Laguerre polynomial excited coherent states generated by multiphoton catalysis: Nonclassicality and Decoherence

TL;DR

This paper introduces a new class of non-Gaussian quantum states called Laguerre polynomial excited coherent states, analyzes their nonclassical properties, and studies how decoherence affects them, providing insights into their potential for quantum state engineering.

Contribution

The paper presents a theoretical framework for generating Laguerre polynomial excited coherent states via multiphoton catalysis and analyzes their nonclassical properties and decoherence effects.

Findings

Maximum squeezing increases with catalysis number.

Nonclassical features depend on amplitude, catalysis number, and beam splitter imbalance.

Decoherence reduces negativity of Wigner function over time.

Abstract

We theoretically introduce a new kind of non-Gaussian state-----Laguerre polynomial excited coherent states by using the multiphoton catalysis which actually can be considered as a block comprising photon number operator.
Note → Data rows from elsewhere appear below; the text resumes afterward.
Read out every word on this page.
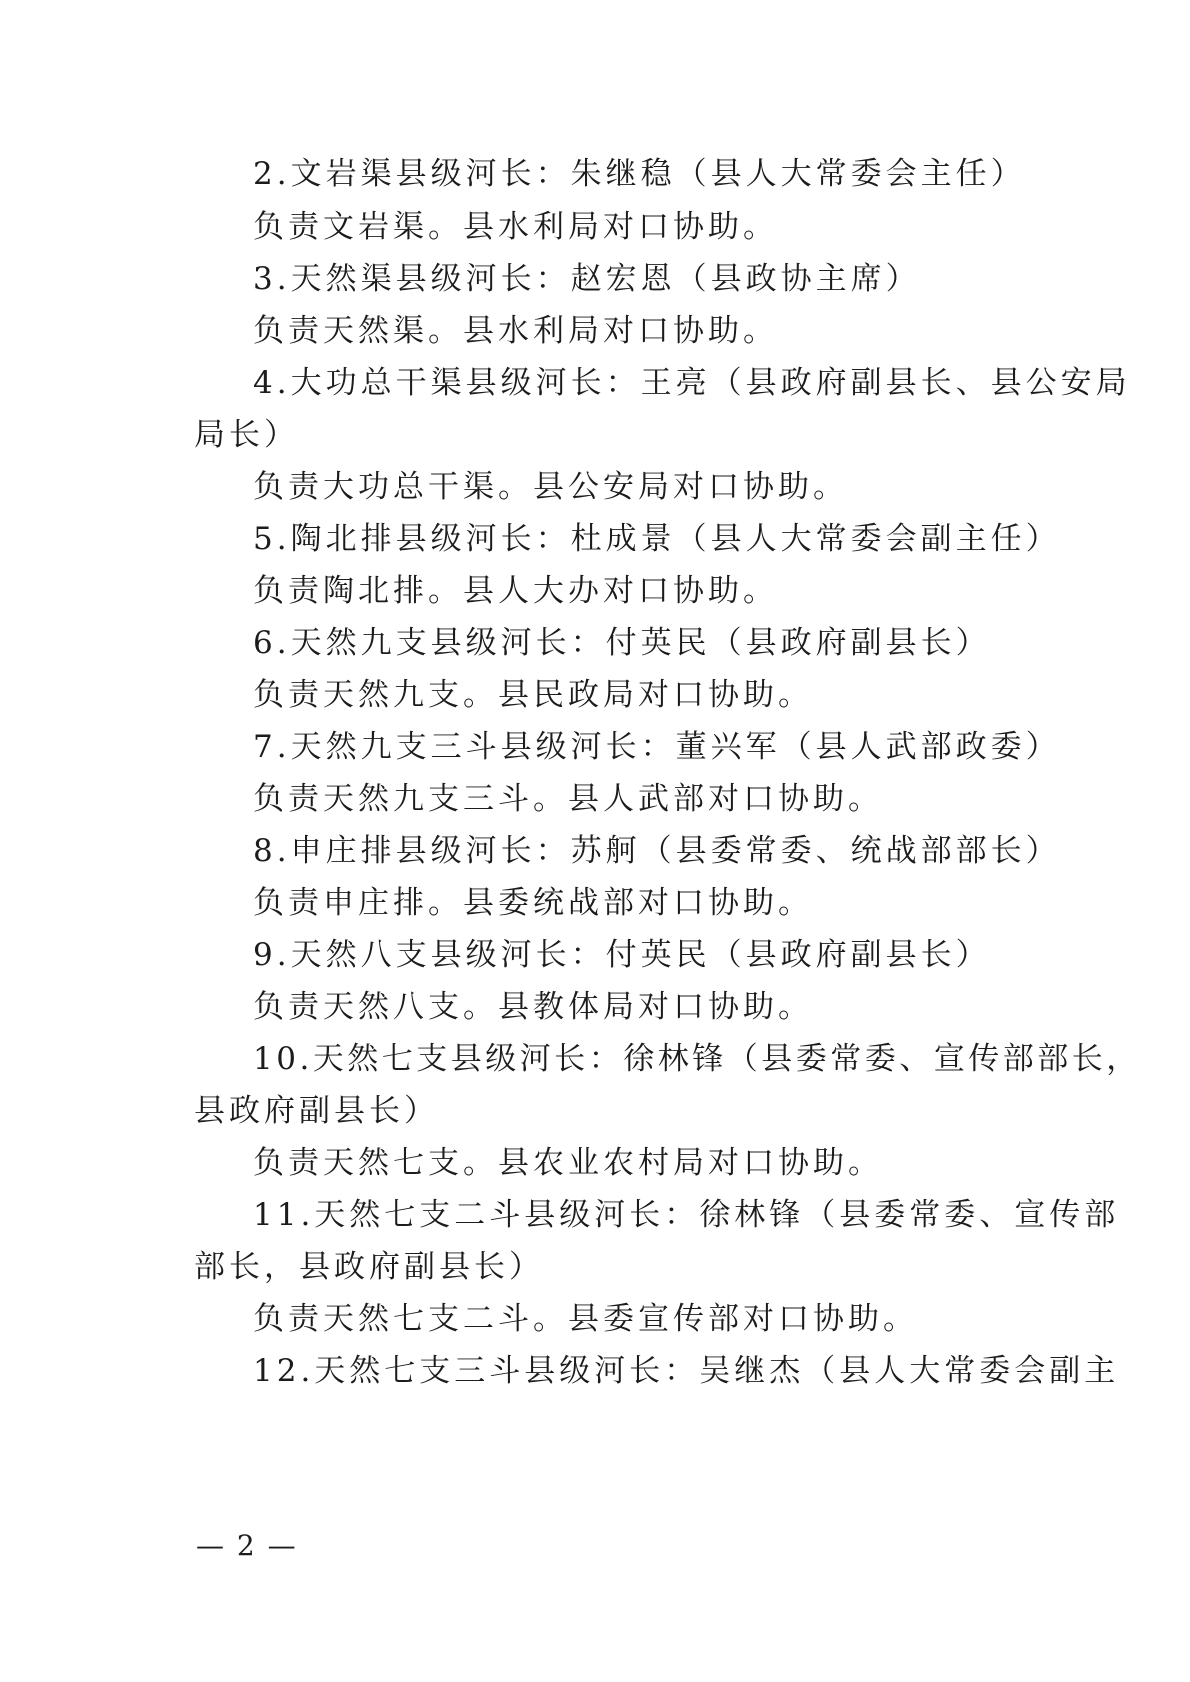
2.文岩渠县级河长：朱继稳（县人大常委会主任）
负责文岩渠。县水利局对口协助。
3.天然渠县级河长：赵宏恩（县政协主席）
负责天然渠。县水利局对口协助。
4.大功总干渠县级河长：王亮（县政府副县长、县公安局
局长）
负责大功总干渠。县公安局对口协助。
5.陶北排县级河长：杜成景（县人大常委会副主任）
负责陶北排。县人大办对口协助。
6.天然九支县级河长：付英民（县政府副县长）
负责天然九支。县民政局对口协助。
7.天然九支三斗县级河长：董兴军（县人武部政委）
负责天然九支三斗。县人武部对口协助。
8.申庄排县级河长：苏舸（县委常委、统战部部长）
负责申庄排。县委统战部对口协助。
9.天然八支县级河长：付英民（县政府副县长）
负责天然八支。县教体局对口协助。
10.天然七支县级河长：徐林锋（县委常委、宣传部部长，
县政府副县长）
负责天然七支。县农业农村局对口协助。
11.天然七支二斗县级河长：徐林锋（县委常委、宣传部
部长，县政府副县长）
负责天然七支二斗。县委宣传部对口协助。
12.天然七支三斗县级河长：吴继杰（县人大常委会副主
— 2 —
It is found that the normalized factor is related to the two-variable Hermite polynomials. We then investigate the nonclassical properties in terms of Mandel's Q parameter, quadrature squeezing, second correlation, and the negativity of Wigner function (WF). It is shown that all these properties are related to the amplitude of coherent state, catalysis number and unbalanced beam splitter (BS). In particular, the maximum degree of squeezing can be enhanced as catalysis number and keeps a constant for single-photon catalysis. In addition, we examine the effect of decoherence by Wigner function, which show that the negative region, characteristic time of decoherence and structure of WF are affected by catalysis number and unbalanced BS. Our work provides a general analysis about how to prepare theoretically polynomials quantum states.